Transatlantic data transfers are used in a variety of industries for sharing employee information, processing consumer credit card information, travel, ecommerce transactions or targeting ads based on customer preferences. Now, U.S. companies wishing to import personal data from Europe under the Privacy Shield framework must commit to robust obligations on how personal data is processed and individual rights are guaranteed. In addition, any company handling human resources data from Europe must comply with decisions by European regulators. European data protection authorities will also work with the FTC to police the system and respond to complaints from EU citizens about their data being misused. The Privacy Shield also provides for the United States to create an Ombudsman within the State Department to deal with complaints forwarded by European regulators, an alternative dispute resolution mechanism to resolve grievances made by EU citizens, and a joint annual review of the Privacy Shield framework by the FTC and the European Commission.

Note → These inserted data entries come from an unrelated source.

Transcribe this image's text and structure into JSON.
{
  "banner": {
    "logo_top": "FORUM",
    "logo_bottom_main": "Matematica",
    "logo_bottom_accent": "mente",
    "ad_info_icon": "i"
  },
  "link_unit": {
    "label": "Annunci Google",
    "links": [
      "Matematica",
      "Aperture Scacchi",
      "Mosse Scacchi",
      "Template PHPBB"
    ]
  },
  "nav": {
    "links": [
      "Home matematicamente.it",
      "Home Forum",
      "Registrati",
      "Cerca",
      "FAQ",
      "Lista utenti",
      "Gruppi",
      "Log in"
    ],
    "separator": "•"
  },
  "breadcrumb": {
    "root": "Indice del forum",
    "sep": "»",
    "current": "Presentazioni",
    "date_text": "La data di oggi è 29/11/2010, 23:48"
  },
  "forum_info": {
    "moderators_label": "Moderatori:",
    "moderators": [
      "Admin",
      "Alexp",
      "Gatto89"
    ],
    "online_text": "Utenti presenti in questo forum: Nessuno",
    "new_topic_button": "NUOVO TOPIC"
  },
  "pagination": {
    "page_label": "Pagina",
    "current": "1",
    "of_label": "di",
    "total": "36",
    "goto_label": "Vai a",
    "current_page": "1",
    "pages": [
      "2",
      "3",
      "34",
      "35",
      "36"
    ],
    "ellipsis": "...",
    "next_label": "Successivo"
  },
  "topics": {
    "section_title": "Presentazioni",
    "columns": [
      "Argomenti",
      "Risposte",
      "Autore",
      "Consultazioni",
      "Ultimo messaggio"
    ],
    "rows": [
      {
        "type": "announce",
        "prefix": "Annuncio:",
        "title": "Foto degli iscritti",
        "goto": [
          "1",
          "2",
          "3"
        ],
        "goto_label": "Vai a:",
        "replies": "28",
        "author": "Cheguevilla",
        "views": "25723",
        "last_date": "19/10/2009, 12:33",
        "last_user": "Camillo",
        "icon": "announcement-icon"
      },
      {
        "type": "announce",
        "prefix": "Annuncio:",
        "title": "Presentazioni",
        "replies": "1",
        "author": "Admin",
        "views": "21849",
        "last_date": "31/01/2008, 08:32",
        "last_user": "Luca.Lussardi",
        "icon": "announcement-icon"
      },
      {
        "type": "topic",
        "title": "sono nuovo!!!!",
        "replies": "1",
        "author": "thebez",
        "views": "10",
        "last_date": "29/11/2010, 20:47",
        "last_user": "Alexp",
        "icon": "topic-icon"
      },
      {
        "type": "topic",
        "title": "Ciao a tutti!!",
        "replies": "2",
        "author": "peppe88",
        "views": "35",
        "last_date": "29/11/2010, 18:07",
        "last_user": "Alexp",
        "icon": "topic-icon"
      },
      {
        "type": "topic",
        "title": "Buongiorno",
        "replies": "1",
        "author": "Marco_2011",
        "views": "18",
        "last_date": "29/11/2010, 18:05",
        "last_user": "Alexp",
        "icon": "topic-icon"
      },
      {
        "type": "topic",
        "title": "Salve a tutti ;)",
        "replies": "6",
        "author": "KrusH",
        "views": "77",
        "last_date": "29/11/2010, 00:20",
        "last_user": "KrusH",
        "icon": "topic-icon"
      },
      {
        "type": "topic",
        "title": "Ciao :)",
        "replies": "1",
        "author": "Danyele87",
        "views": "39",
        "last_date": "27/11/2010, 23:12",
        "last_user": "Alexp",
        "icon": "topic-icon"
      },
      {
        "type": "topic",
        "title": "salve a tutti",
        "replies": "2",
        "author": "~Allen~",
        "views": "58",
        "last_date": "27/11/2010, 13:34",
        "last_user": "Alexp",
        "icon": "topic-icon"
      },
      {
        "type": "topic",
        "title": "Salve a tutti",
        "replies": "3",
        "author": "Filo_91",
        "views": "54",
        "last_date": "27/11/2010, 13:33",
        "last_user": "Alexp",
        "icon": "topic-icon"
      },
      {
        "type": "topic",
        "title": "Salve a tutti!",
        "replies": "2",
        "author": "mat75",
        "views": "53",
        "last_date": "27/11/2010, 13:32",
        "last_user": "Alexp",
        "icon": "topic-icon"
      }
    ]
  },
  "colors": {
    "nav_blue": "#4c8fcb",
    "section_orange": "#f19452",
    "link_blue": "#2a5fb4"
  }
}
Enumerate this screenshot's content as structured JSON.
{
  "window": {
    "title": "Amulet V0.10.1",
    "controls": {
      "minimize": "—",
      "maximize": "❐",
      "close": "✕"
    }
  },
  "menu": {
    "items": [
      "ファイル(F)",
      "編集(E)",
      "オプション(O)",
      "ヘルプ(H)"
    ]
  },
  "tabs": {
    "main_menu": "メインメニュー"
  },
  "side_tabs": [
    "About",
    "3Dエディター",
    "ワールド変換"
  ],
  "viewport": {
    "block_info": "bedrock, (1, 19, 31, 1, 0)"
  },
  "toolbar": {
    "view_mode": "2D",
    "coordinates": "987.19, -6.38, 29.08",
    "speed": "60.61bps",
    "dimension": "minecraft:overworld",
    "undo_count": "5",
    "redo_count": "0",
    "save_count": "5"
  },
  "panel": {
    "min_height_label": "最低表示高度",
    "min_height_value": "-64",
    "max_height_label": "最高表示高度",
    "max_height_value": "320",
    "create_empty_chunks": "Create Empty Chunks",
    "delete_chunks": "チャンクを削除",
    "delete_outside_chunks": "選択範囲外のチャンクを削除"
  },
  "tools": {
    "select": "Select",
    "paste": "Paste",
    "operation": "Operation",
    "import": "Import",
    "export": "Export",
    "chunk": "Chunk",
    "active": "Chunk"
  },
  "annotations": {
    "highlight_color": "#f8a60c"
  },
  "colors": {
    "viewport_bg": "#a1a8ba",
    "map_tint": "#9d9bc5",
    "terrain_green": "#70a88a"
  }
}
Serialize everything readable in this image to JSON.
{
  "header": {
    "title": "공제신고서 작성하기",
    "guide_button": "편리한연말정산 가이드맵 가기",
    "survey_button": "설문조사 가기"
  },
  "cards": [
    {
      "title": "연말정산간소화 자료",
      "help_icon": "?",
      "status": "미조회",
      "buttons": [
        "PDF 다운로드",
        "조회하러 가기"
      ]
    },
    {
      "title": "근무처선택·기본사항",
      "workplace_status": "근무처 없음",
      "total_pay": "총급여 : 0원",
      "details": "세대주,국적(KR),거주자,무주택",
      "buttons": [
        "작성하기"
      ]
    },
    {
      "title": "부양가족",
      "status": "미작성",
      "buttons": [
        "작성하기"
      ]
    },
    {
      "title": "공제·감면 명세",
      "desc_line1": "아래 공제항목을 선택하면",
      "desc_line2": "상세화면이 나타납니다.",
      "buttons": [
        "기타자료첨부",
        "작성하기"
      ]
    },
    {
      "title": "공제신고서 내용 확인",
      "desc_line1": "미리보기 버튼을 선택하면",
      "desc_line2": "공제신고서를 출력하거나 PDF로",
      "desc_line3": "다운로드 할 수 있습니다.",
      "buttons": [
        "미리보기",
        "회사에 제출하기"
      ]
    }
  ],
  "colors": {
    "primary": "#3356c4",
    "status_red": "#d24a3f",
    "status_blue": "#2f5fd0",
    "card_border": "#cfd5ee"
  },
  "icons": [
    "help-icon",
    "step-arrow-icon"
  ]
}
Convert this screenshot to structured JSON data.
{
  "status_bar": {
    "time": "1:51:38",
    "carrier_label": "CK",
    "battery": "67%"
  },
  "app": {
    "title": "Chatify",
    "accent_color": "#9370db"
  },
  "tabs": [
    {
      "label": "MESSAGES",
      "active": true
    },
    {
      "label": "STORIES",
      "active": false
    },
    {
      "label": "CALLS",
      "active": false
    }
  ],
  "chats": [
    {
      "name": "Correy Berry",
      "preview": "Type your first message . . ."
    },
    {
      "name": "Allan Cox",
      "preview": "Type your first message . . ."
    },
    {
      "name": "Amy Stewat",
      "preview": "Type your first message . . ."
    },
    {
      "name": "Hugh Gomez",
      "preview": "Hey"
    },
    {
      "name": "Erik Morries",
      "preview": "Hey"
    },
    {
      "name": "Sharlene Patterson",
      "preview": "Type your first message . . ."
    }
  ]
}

An agreement between the EU and United States that provides a pathway for data transfers is seen by many as critical for continuation of digital data transfers. However, the Privacy Shield must overcome several hurdles before it becomes legally binding. First, all of the EU's 28 member states must approve the deal. The data regulators from each state are expected to meet February 3 to determine whether to recommend approval of the new agreement. The deal must also comply with the ECJ's October ruling to withstand legal challenges under European law. Many European regulators have been vocal about the lack of oversight under U.S. law of the protection and use of European data. In addition, European privacy-rights activists may challenge the deal in European courts as they did in Schrems, which ultimately led to the ECJ's October invalidation ruling. 

In the coming weeks, European officials will prepare a draft "adequacy decision" which could then be adopted by the College of Commissioners. In the meantime, the United States will make the necessary preparations to put in place the new framework, monitoring mechanisms and Ombudsman position.